Posted: September 16th, 2017

Digital media

As you all know mp3 music players are now ubiquitious and nearly everywhere and many of have owned several of them.
For your post for this Discussion Forum, I would like you to craft a short post where you consider the following question/scenario.
Before the iPod was released, there were other mp3 players, but none really caught the imagination of the general public.  But, and here’s a key point, it WAS the time of dialup modems to connect to the Internet and Napster.
As Dr. Felten showed, Napster was very, very popular, but it only took off when it did because the mp3 format had already been invented.  Let me explain. 
You have probably heard this song by the Eurythmics:
On my CD of this song, the original AAC format version of this song is nearly 40 Mb.  When I compress it down to the Internet MP3 standard 128K compressed format, it goes down to less than 4 Mb.
So, I ask you, if you were on a fast 56K dialup modem, how long would it have taken to download this song if NOT in mp3 format?  Would people have had the patience to make Napster the hit that it was? 

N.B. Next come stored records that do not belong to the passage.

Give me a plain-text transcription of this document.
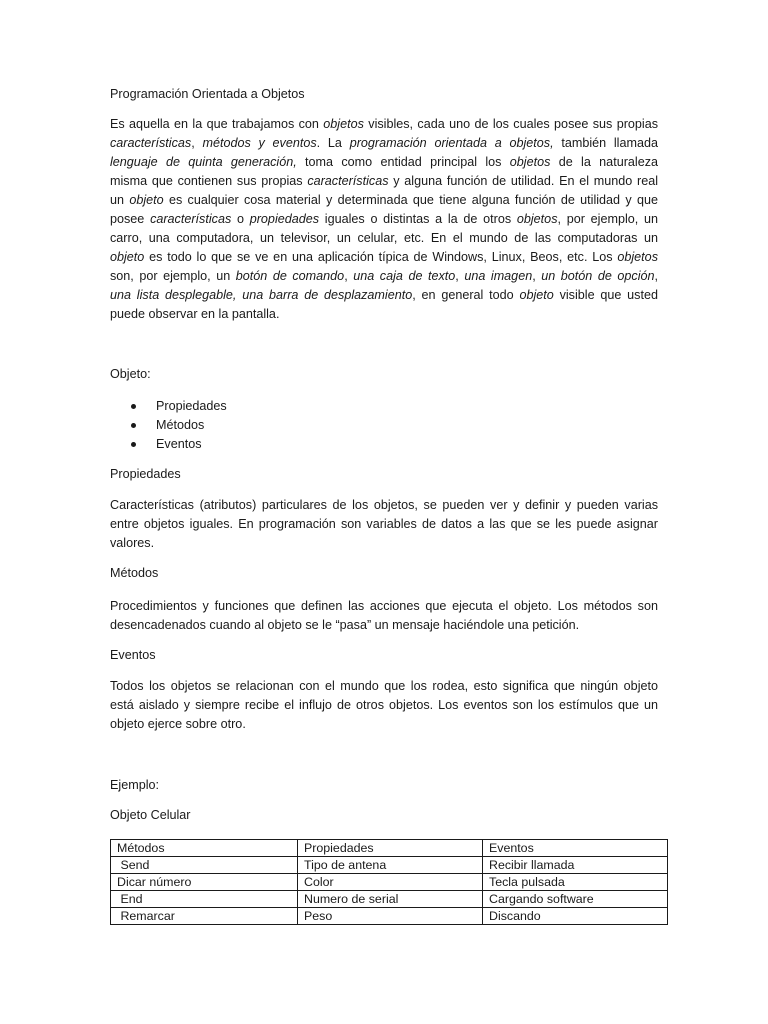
Programación Orientada a Objetos

Es aquella en la que trabajamos con objetos visibles, cada uno de los cuales posee sus propias
características, métodos y eventos. La programación orientada a objetos, también llamada
lenguaje de quinta generación, toma como entidad principal los objetos de la naturaleza
misma que contienen sus propias características y alguna función de utilidad. En el mundo real
un objeto es cualquier cosa material y determinada que tiene alguna función de utilidad y que
posee características o propiedades iguales o distintas a la de otros objetos, por ejemplo, un
carro, una computadora, un televisor, un celular, etc. En el mundo de las computadoras un
objeto es todo lo que se ve en una aplicación típica de Windows, Linux, Beos, etc. Los objetos
son, por ejemplo, un botón de comando, una caja de texto, una imagen, un botón de opción,
una lista desplegable, una barra de desplazamiento, en general todo objeto visible que usted
puede observar en la pantalla.

Objeto:

Propiedades
Métodos
Eventos

Propiedades

Características (atributos) particulares de los objetos, se pueden ver y definir y pueden varias
entre objetos iguales. En programación son variables de datos a las que se les puede asignar
valores.

Métodos

Procedimientos y funciones que definen las acciones que ejecuta el objeto. Los métodos son
desencadenados cuando al objeto se le “pasa” un mensaje haciéndole una petición.

Eventos

Todos los objetos se relacionan con el mundo que los rodea, esto significa que ningún objeto
está aislado y siempre recibe el influjo de otros objetos. Los eventos son los estímulos que un
objeto ejerce sobre otro.

Ejemplo:

Objeto Celular

Métodos	Propiedades	Eventos
Send	Tipo de antena	Recibir llamada
Dicar número	Color	Tecla pulsada
End	Numero de serial	Cargando software
Remarcar	Peso	Discando
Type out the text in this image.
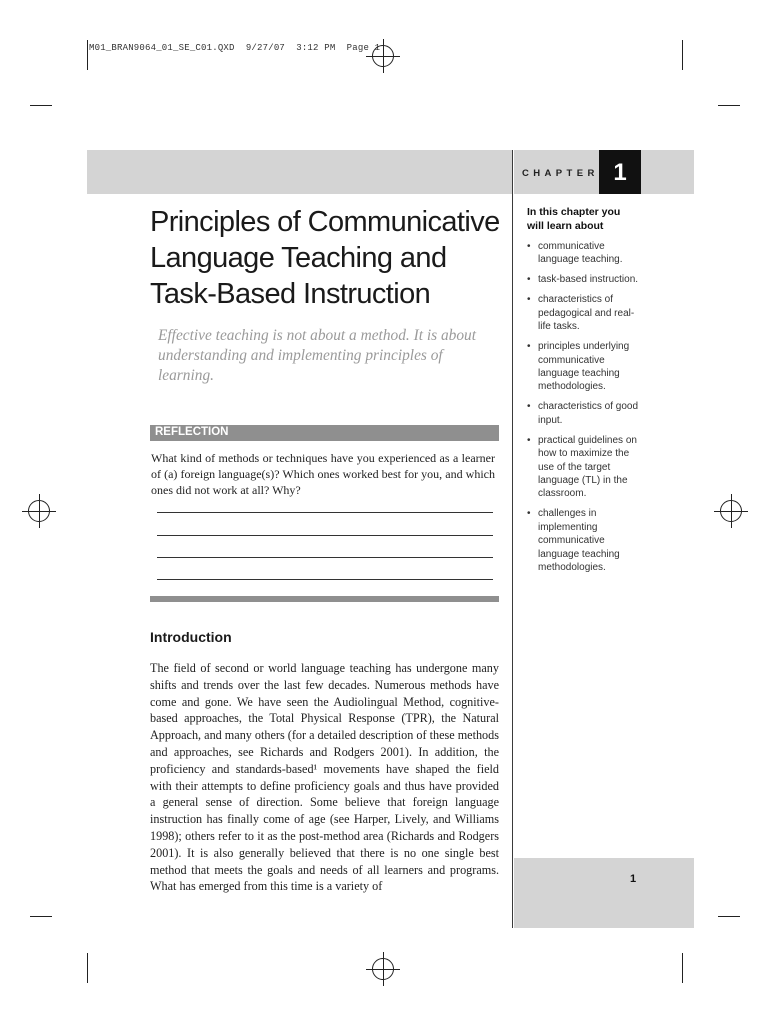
M01_BRAN9064_01_SE_C01.QXD  9/27/07  3:12 PM  Page 1
CHAPTER 1
Principles of Communicative Language Teaching and Task-Based Instruction
Effective teaching is not about a method. It is about understanding and implementing principles of learning.
REFLECTION
What kind of methods or techniques have you experienced as a learner of (a) foreign language(s)? Which ones worked best for you, and which ones did not work at all? Why?
Introduction
The field of second or world language teaching has undergone many shifts and trends over the last few decades. Numerous methods have come and gone. We have seen the Audiolingual Method, cognitive-based approaches, the Total Physical Response (TPR), the Natural Approach, and many others (for a detailed description of these methods and approaches, see Richards and Rodgers 2001). In addition, the proficiency and standards-based¹ movements have shaped the field with their attempts to define proficiency goals and thus have provided a general sense of direction. Some believe that foreign language instruction has finally come of age (see Harper, Lively, and Williams 1998); others refer to it as the post-method area (Richards and Rodgers 2001). It is also generally believed that there is no one single best method that meets the goals and needs of all learners and programs. What has emerged from this time is a variety of
In this chapter you will learn about
• communicative language teaching.
• task-based instruction.
• characteristics of pedagogical and real-life tasks.
• principles underlying communicative language teaching methodologies.
• characteristics of good input.
• practical guidelines on how to maximize the use of the target language (TL) in the classroom.
• challenges in implementing communicative language teaching methodologies.
1
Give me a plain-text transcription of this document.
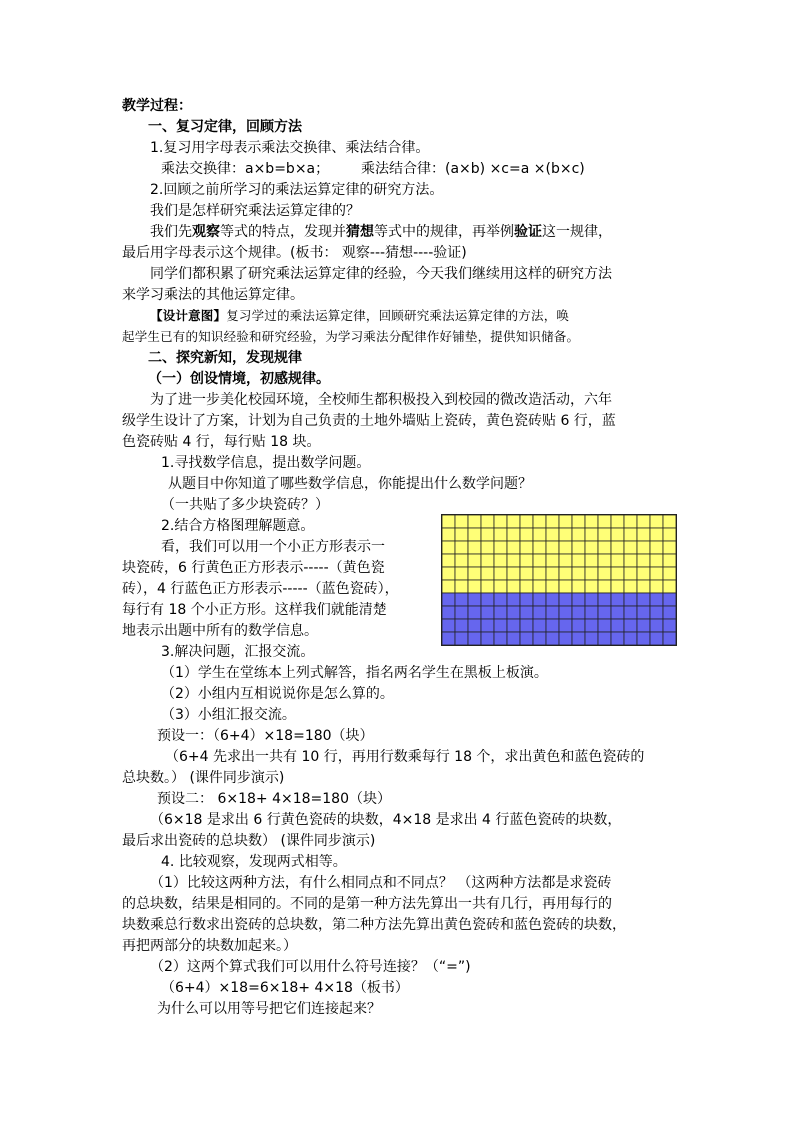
教学过程：
一、复习定律，回顾方法
1.复习用字母表示乘法交换律、乘法结合律。
乘法交换律：a×b=b×a； 乘法结合律：(a×b) ×c=a ×(b×c)
2.回顾之前所学习的乘法运算定律的研究方法。
我们是怎样研究乘法运算定律的？
我们先观察等式的特点，发现并猜想等式中的规律，再举例验证这一规律，
最后用字母表示这个规律。(板书： 观察---猜想----验证)
同学们都积累了研究乘法运算定律的经验，今天我们继续用这样的研究方法
来学习乘法的其他运算定律。
【设计意图】复习学过的乘法运算定律，回顾研究乘法运算定律的方法，唤
起学生已有的知识经验和研究经验，为学习乘法分配律作好铺垫，提供知识储备。
二、探究新知，发现规律
（一）创设情境，初感规律。
为了进一步美化校园环境，全校师生都积极投入到校园的微改造活动，六年
级学生设计了方案，计划为自己负责的土地外墙贴上瓷砖，黄色瓷砖贴 6 行，蓝
色瓷砖贴 4 行，每行贴 18 块。
1.寻找数学信息，提出数学问题。
从题目中你知道了哪些数学信息，你能提出什么数学问题？
（一共贴了多少块瓷砖？）
2.结合方格图理解题意。
看，我们可以用一个小正方形表示一
块瓷砖，6 行黄色正方形表示-----（黄色瓷
砖），4 行蓝色正方形表示-----（蓝色瓷砖），
每行有 18 个小正方形。这样我们就能清楚
地表示出题中所有的数学信息。
3.解决问题，汇报交流。
（1）学生在堂练本上列式解答，指名两名学生在黑板上板演。
（2）小组内互相说说你是怎么算的。
（3）小组汇报交流。
预设一：（6+4）×18=180（块）
（6+4 先求出一共有 10 行，再用行数乘每行 18 个，求出黄色和蓝色瓷砖的
总块数。） (课件同步演示)
预设二： 6×18+ 4×18=180（块）
（6×18 是求出 6 行黄色瓷砖的块数，4×18 是求出 4 行蓝色瓷砖的块数，
最后求出瓷砖的总块数） (课件同步演示)
4. 比较观察，发现两式相等。
（1）比较这两种方法，有什么相同点和不同点？ （这两种方法都是求瓷砖
的总块数，结果是相同的。不同的是第一种方法先算出一共有几行，再用每行的
块数乘总行数求出瓷砖的总块数，第二种方法先算出黄色瓷砖和蓝色瓷砖的块数，
再把两部分的块数加起来。）
（2）这两个算式我们可以用什么符号连接？（“=”)
（6+4）×18=6×18+ 4×18（板书）
为什么可以用等号把它们连接起来？
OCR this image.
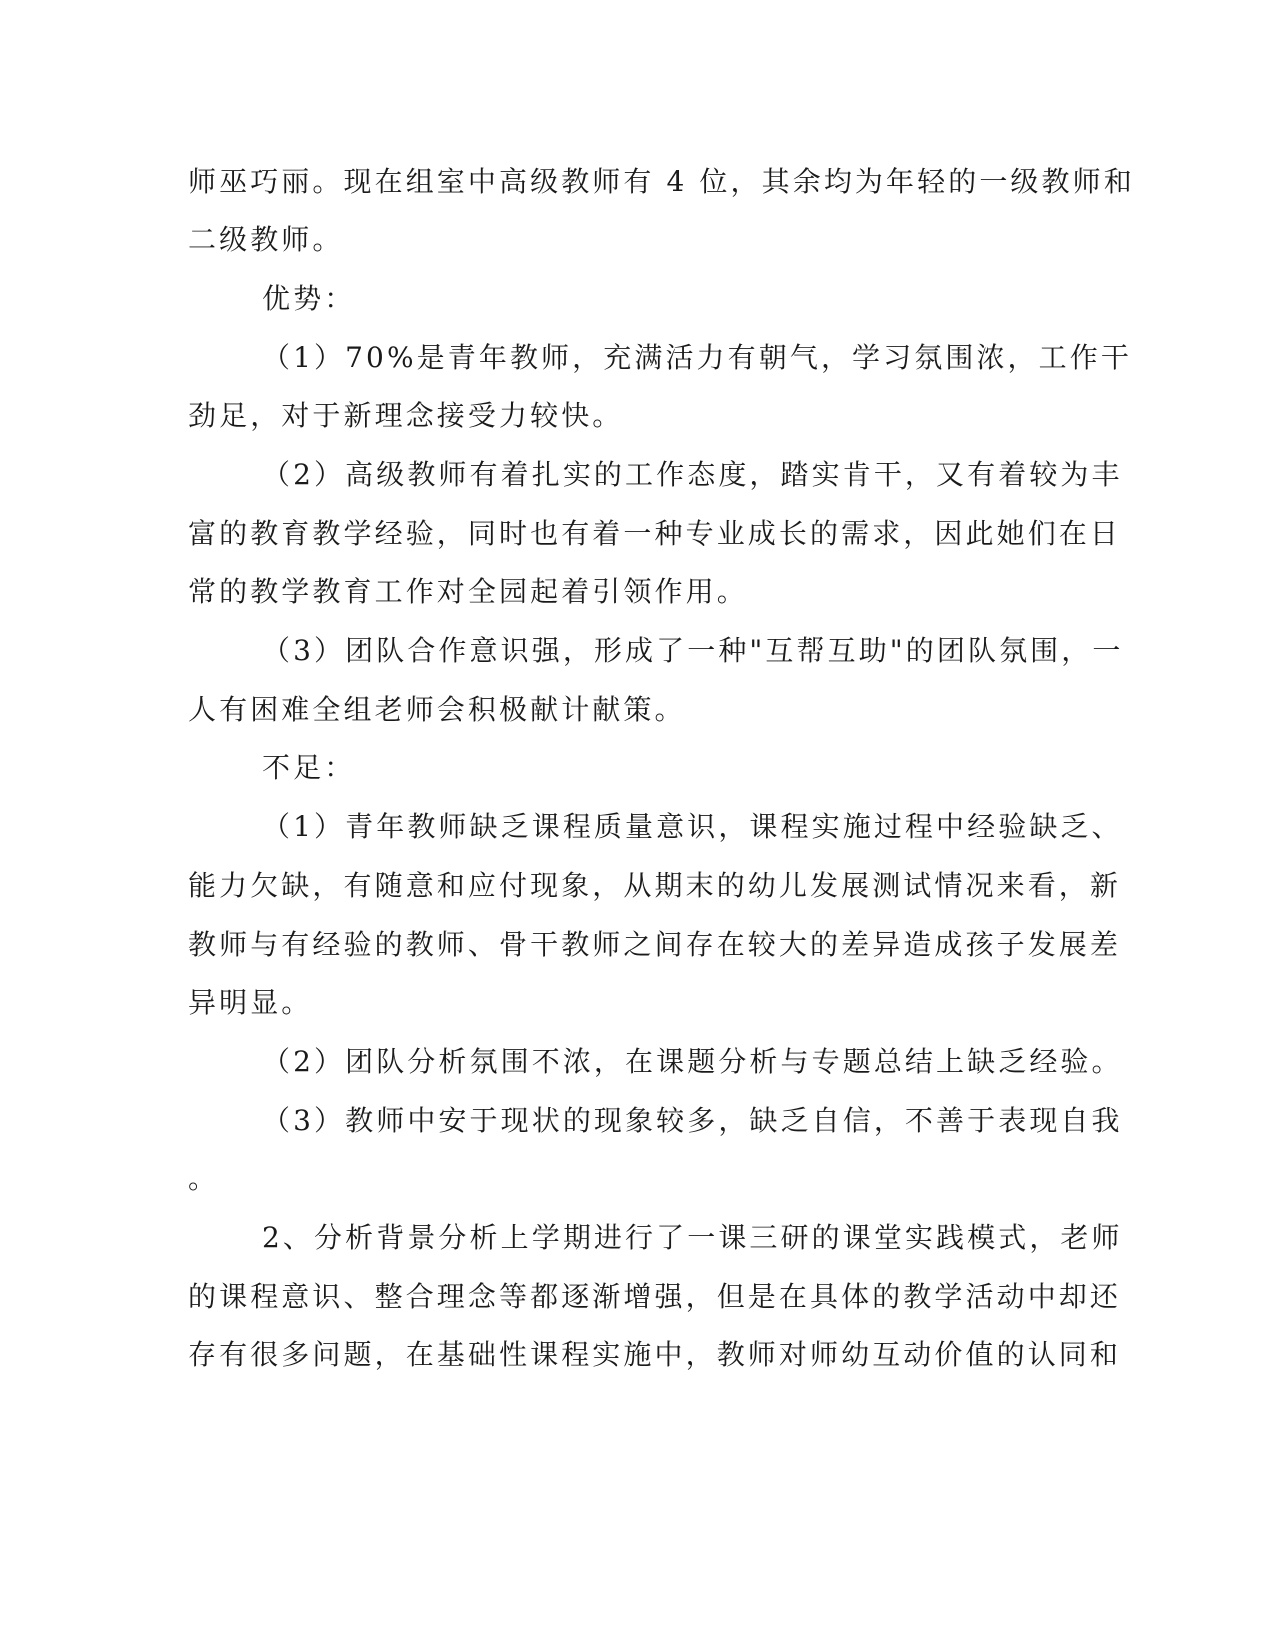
师巫巧丽。现在组室中高级教师有 4 位，其余均为年轻的一级教师和
二级教师。
优势：
（1）70%是青年教师，充满活力有朝气，学习氛围浓，工作干
劲足，对于新理念接受力较快。
（2）高级教师有着扎实的工作态度，踏实肯干，又有着较为丰
富的教育教学经验，同时也有着一种专业成长的需求，因此她们在日
常的教学教育工作对全园起着引领作用。
（3）团队合作意识强，形成了一种"互帮互助"的团队氛围，一
人有困难全组老师会积极献计献策。
不足：
（1）青年教师缺乏课程质量意识，课程实施过程中经验缺乏、
能力欠缺，有随意和应付现象，从期末的幼儿发展测试情况来看，新
教师与有经验的教师、骨干教师之间存在较大的差异造成孩子发展差
异明显。
（2）团队分析氛围不浓，在课题分析与专题总结上缺乏经验。
（3）教师中安于现状的现象较多，缺乏自信，不善于表现自我
。
2、分析背景分析上学期进行了一课三研的课堂实践模式，老师
的课程意识、整合理念等都逐渐增强，但是在具体的教学活动中却还
存有很多问题，在基础性课程实施中，教师对师幼互动价值的认同和
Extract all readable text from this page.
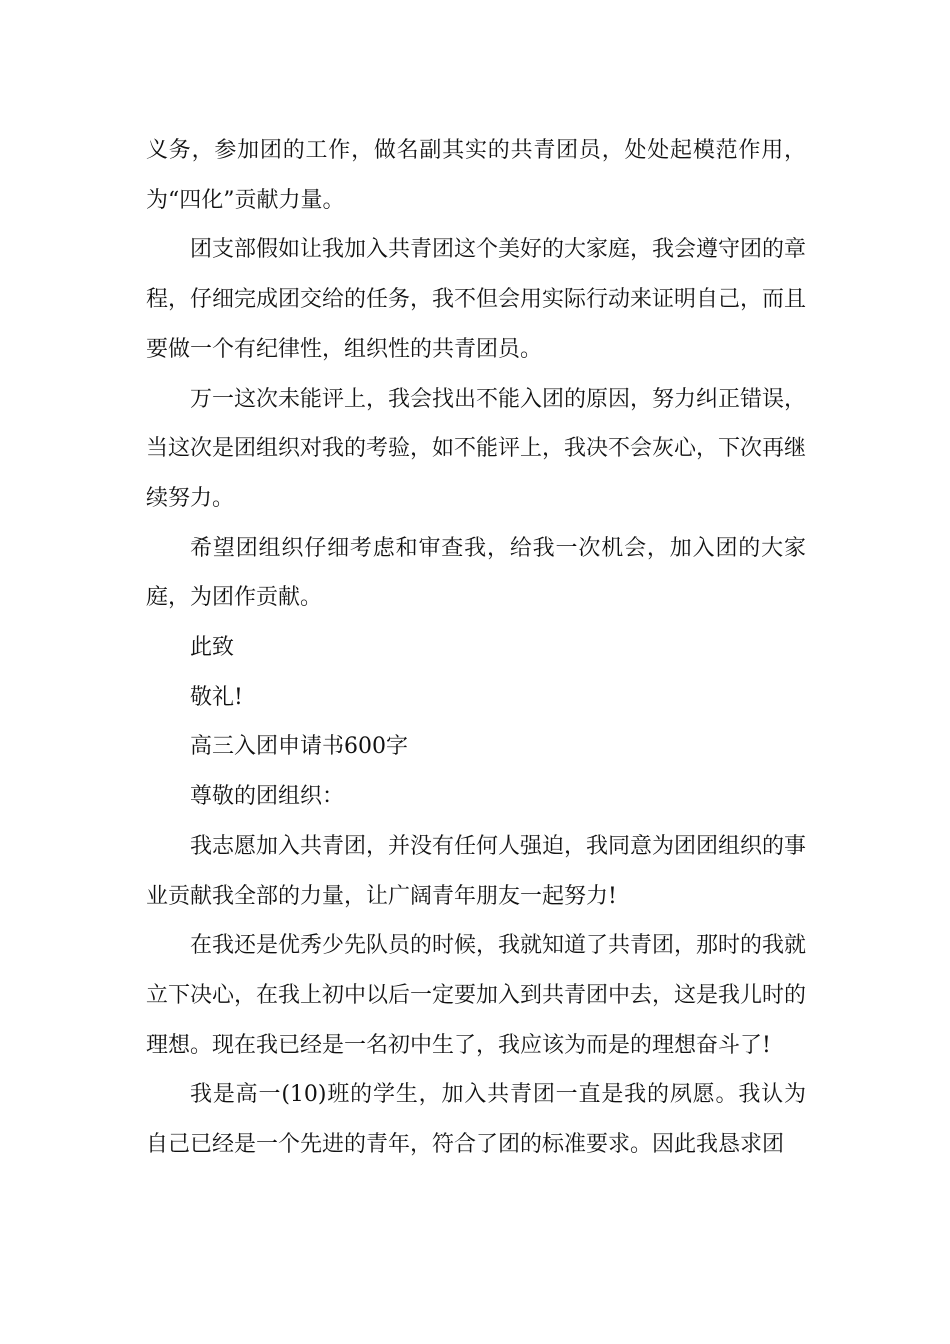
义务，参加团的工作，做名副其实的共青团员，处处起模范作用，为“四化”贡献力量。

团支部假如让我加入共青团这个美好的大家庭，我会遵守团的章程，仔细完成团交给的任务，我不但会用实际行动来证明自己，而且要做一个有纪律性，组织性的共青团员。

万一这次未能评上，我会找出不能入团的原因，努力纠正错误，当这次是团组织对我的考验，如不能评上，我决不会灰心，下次再继续努力。

希望团组织仔细考虑和审查我，给我一次机会，加入团的大家庭，为团作贡献。

此致

敬礼!

高三入团申请书600字

尊敬的团组织：

我志愿加入共青团，并没有任何人强迫，我同意为团团组织的事业贡献我全部的力量，让广阔青年朋友一起努力!

在我还是优秀少先队员的时候，我就知道了共青团，那时的我就立下决心，在我上初中以后一定要加入到共青团中去，这是我儿时的理想。现在我已经是一名初中生了，我应该为而是的理想奋斗了!

我是高一(10)班的学生，加入共青团一直是我的夙愿。我认为自己已经是一个先进的青年，符合了团的标准要求。因此我恳求团
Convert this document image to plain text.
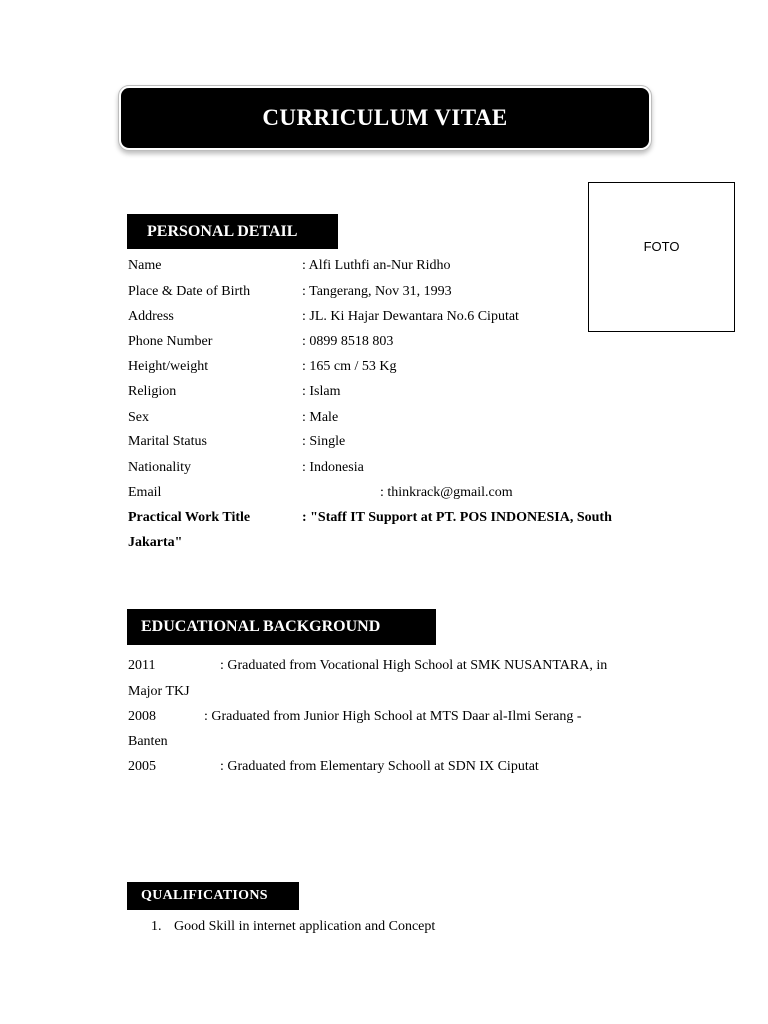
CURRICULUM VITAE
FOTO
PERSONAL DETAIL
Name	: Alfi Luthfi an-Nur Ridho
Place & Date of Birth	: Tangerang, Nov 31, 1993
Address	: JL. Ki Hajar Dewantara No.6 Ciputat
Phone Number	: 0899 8518 803
Height/weight	: 165 cm / 53 Kg
Religion	: Islam
Sex	: Male
Marital Status	: Single
Nationality	: Indonesia
Email	: thinkrack@gmail.com
Practical Work Title	: "Staff IT Support at PT. POS INDONESIA, South
Jakarta"
EDUCATIONAL BACKGROUND
2011	: Graduated from Vocational High School at SMK NUSANTARA, in
Major TKJ
2008	: Graduated from Junior High School at MTS Daar al-Ilmi Serang -
Banten
2005	: Graduated from Elementary Schooll at SDN IX Ciputat
QUALIFICATIONS
1. Good Skill in internet application and Concept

Similarly, when the first iPod was released, it held a whopping 5 G of data. Or as Steve Jobs put it when announcing it, it lets you put a thousand songs in your pocket. If there had not been the mp3 format, would anybody have paid $400.00 to put roughly 8 uncompressed songs in their pocket?
Anyway, I think this scenario illustrates how several seemingly unrelated innovations (mp3 file compression, the Internet, dial-up modems, Napster, networked computers, asleep at the switch media companies, and probably several other things) all came together and disrupted the traditional music industry.